Osteopathy is a complete system of manual medicine which aims to support the body's natural tendency to health by helping the body function as well as it can. We believe that health will follow when the structures of the body are functioning well. We believe that bodies "tend to health"– we all see this when cuts repair, broken bones heal, we recover from illnesses and infections. Our job as osteopaths is to assist this natural healing ability of the body when it seems compromised.
Osteopathic training focuses especially on anatomy, physiology and technique, and osteopaths are trained to differentially diagnose and assess whether a given problem can be appropriately addressed through osteopathy. We aim to work alongside the NHS and refer on if clinically necessary.
Acute pain often happens when our bodies have stopped being able to cope with strains they are carrying and some of the tissues have become damaged and inflamed. Recurrent problems such as low back pain or headaches are often signs that the body has got stuck with a problem that it cannot repair on its own. Often people can identify exactly when a problem started – a car accident, a fall, an illness – since when they haven't felt quite so fit. Alternatively, aches and pains can start for no apparent reason, and it is the osteopath's job to work out why this has happened.

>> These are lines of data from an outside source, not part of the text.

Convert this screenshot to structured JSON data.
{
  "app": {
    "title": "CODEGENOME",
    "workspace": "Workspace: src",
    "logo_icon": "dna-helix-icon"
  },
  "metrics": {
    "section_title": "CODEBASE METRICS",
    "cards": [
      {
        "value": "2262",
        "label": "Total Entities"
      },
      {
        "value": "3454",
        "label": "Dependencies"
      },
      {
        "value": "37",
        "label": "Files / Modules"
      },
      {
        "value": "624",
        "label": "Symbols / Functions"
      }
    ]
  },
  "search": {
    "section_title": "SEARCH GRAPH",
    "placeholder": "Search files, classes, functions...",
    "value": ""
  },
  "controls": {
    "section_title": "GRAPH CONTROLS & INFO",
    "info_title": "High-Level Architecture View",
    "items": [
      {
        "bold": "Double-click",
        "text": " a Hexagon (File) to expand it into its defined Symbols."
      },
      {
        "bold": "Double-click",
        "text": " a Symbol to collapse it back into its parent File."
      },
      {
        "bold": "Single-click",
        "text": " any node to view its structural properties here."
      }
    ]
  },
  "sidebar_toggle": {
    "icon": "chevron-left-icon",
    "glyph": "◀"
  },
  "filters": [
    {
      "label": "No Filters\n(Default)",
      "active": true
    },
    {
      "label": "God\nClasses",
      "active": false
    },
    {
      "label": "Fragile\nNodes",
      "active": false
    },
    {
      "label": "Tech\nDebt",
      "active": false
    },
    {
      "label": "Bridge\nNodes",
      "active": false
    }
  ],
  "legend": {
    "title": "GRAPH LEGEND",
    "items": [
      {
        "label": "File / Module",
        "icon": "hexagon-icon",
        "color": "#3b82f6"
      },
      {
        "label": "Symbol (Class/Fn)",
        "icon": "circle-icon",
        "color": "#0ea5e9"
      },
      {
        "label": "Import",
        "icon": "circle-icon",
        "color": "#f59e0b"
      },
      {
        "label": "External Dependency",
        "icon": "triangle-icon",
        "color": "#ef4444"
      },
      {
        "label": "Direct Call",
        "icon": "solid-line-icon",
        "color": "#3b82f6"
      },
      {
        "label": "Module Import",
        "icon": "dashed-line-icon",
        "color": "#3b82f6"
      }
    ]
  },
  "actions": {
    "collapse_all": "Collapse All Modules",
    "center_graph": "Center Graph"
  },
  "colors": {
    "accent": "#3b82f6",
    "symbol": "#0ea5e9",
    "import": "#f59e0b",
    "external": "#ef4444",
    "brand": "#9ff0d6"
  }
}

Osteopathy as a means of improving health was discovered by Andrew Taylor Still (1828-1917). He was a frontier doctor and served on the anti- slavery side in the American Civil War. During this he saved a soldier's leg from amputation because he realised that the blood supply was intact and this gave the best chance of recovery. After losing his wife and children to spinal meningitis he became disillusioned with the medical practices of the day, and embarked on a life-long quest to understand how the human body functions, seeing it as an integrated whole with health an expression of the functioning of this whole. Through his understanding he went on to cure many diseases such as dysentery and pneumonia without resorting to drugs. He emphasised the importance of reasoning back to cause, ensuring an unimpeded blood supply, free articular movement and nerve supply to affected organs and their blood vessels. By the time of his death in 1917 there were at least 6 osteopathic schools in the USA. The first British School was founded in London by a pupil of his, JM Littlejohn, in 1915.
Cranial osteopathy was developed by another pupil, William Garner Sutherland, over the early years of the 20th Century. Sutherland was interested in why the human cranium retained sutures between the cranial bones despite the (still common) belief that the cranium fuses. By experimenting on himself and a lifetime of thoughtful practice Sutherland came to understand the significance of the mechanical relationships between the cranial bones and the sacrum, the rhythmical movement that they express in health, and the implications of these findings for many aspects of health.
Development in cranial osteopathic thinking is now being led by James Jealous, who pioneers the Biodynamic model of Osteopathy. This model again emphasises the integrated functioning of the whole body and the inter-relatedness of all body systems . It references the fluid forces that guide embryonic development and their ongoing role in health and healing throughout life. The influence of the autonomic (unconscious, automatic) nervous system in healing is addressed and the osteopath works with this to help effect change.